Impactos da Incerteza e do Mercado de Trabalho
A agência observou que “a resiliência da economia dos EUA diante das crescentes incertezas relacionadas a mudanças tarifárias e aos picos nos preços do petróleo reflete sua capacidade de absorver choques e destaca sua flexibilidade”. No entanto, a demanda por mão de obra tem mostrado sinais de enfraquecimento, com uma queda considerável na criação de empregos em 2026.

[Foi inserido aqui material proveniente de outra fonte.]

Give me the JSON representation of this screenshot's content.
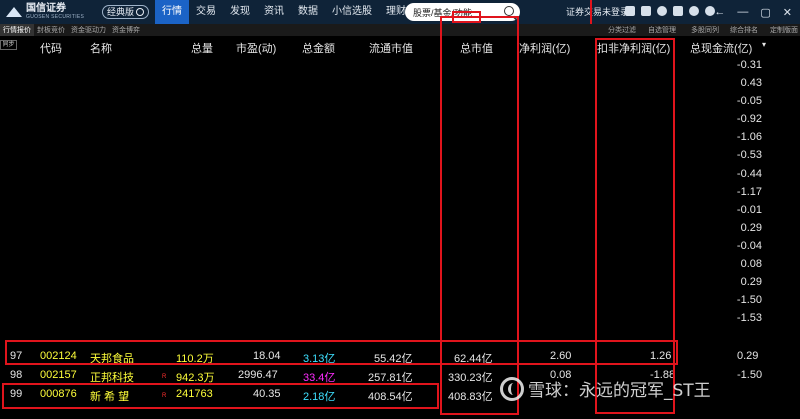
{
  "app": {
    "logo_text": "国信证券",
    "logo_sub": "GUOSEN SECURITIES",
    "edition_badge": "经典版",
    "nav": [
      "行情",
      "交易",
      "发现",
      "资讯",
      "数据",
      "小信选股",
      "理财",
      "▼"
    ],
    "search_placeholder": "股票/基金/功能",
    "login_label": "证券交易未登录",
    "window_controls": [
      "←",
      "—",
      "▢",
      "✕"
    ]
  },
  "subtabs": [
    "行情报价",
    "封板竞价",
    "资金驱动力",
    "资金博弈"
  ],
  "subtabs_right": [
    "分类过滤",
    "自选管理",
    "多股同列",
    "综合排名",
    "定制版面"
  ],
  "sync_label": "同步",
  "columns": {
    "code": "代码",
    "name": "名称",
    "volume": "总量",
    "pe": "市盈(动)",
    "amount": "总金额",
    "float_mcap": "流通市值",
    "total_mcap": "总市值",
    "net_profit": "净利润(亿)",
    "deducted_profit": "扣非净利润(亿)",
    "cash_flow": "总现金流(亿)",
    "cash_flow_marker": "▾"
  },
  "cash_flow_values": [
    "-0.31",
    "0.43",
    "-0.05",
    "-0.92",
    "-1.06",
    "-0.53",
    "-0.44",
    "-1.17",
    "-0.01",
    "0.29",
    "-0.04",
    "0.08",
    "0.29",
    "-1.50",
    "-1.53"
  ],
  "rows": [
    {
      "rank": "97",
      "code": "002124",
      "name": "天邦食品",
      "r": "",
      "volume": "110.2万",
      "pe": "18.04",
      "amount": "3.13亿",
      "float_mcap": "55.42亿",
      "total_mcap": "62.44亿",
      "net_profit": "2.60",
      "deducted_profit": "1.26"
    },
    {
      "rank": "98",
      "code": "002157",
      "name": "正邦科技",
      "r": "R",
      "volume": "942.3万",
      "pe": "2996.47",
      "amount": "33.4亿",
      "float_mcap": "257.81亿",
      "total_mcap": "330.23亿",
      "net_profit": "0.08",
      "deducted_profit": "-1.88"
    },
    {
      "rank": "99",
      "code": "000876",
      "name": "新 希 望",
      "r": "R",
      "volume": "241763",
      "pe": "40.35",
      "amount": "2.18亿",
      "float_mcap": "408.54亿",
      "total_mcap": "408.83亿",
      "net_profit": "",
      "deducted_profit": ""
    }
  ],
  "watermark": "雪球：永远的冠军_ST王",
  "colors": {
    "accent": "#1b63c6",
    "annotation": "#e0141c",
    "yellow": "#ffff3a",
    "cyan": "#3ee0ff",
    "magenta": "#ff2cff"
  }
}
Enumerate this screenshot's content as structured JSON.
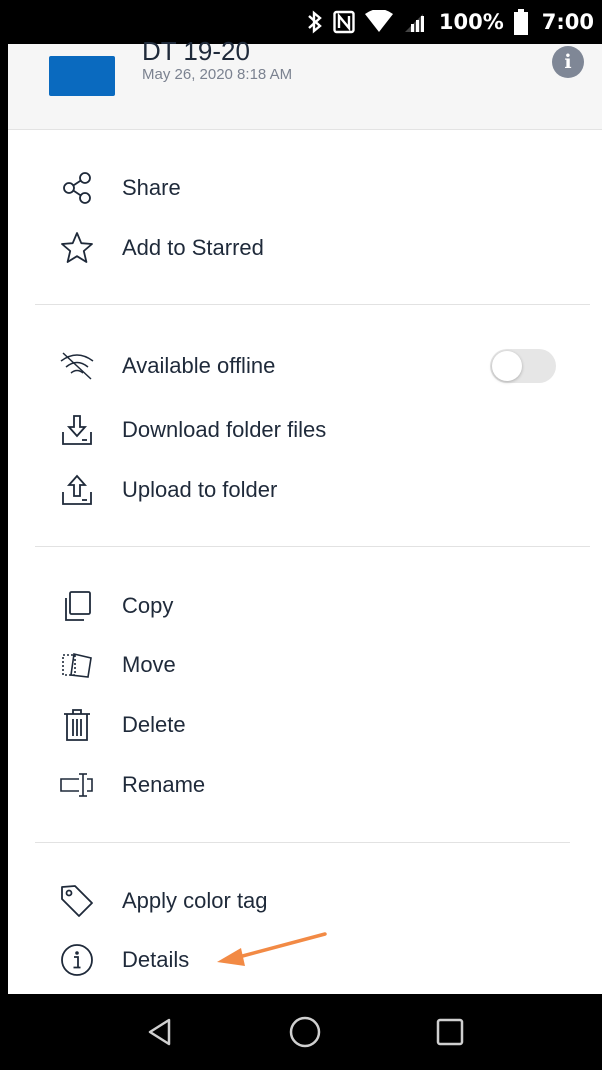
{
  "status_bar": {
    "battery": "100%",
    "time": "7:00",
    "icons": [
      "bluetooth-icon",
      "nfc-icon",
      "wifi-icon",
      "signal-icon",
      "battery-icon"
    ]
  },
  "header": {
    "folder_name": "DT 19-20",
    "date": "May 26, 2020 8:18 AM",
    "folder_color": "#0a6abf"
  },
  "menu": {
    "share": "Share",
    "starred": "Add to Starred",
    "offline": "Available offline",
    "offline_enabled": false,
    "download": "Download folder files",
    "upload": "Upload to folder",
    "copy": "Copy",
    "move": "Move",
    "delete": "Delete",
    "rename": "Rename",
    "color_tag": "Apply color tag",
    "details": "Details"
  },
  "annotation": {
    "arrow_color": "#f28a45"
  },
  "nav_bar": {
    "buttons": [
      "back-icon",
      "home-icon",
      "recents-icon"
    ]
  }
}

Este aspecto relacionado ao mercado de trabalho é um dos mais delicados no contexto atual. Embora a economia norte-americana consiga lidar com os choques provocados por tarifas e aumento nos custos do petróleo, a perda de força na demanda por mão de obra é um indicativo de que essa resiliência não deve ser interpretada como uma ausência total de riscos. Para o mercado financeiro, essa combinação de fatores pode manter a discussão sobre as taxas de juros nos Estados Unidos no centro das decisões dos investidores.
Desafio da Inflação
A inflação continua a ser um problema recorrente. A Fitch projeta que os preços ao consumidor nos EUA permanecerão acima da meta estipulada pelo Federal Reserve durante 2026, alcançando um índice de 3,4% ao longo do ano. A expectativa é de uma desaceleração gradual até que a inflação se aproxime da meta de 2% no final de 2028. Em paralelo, a Fitch também reafirmou os Ratings de Inadimplência do Emissor (IDRs) de longo prazo dos EUA, tanto em moeda estrangeira quanto local, com a nota AA+.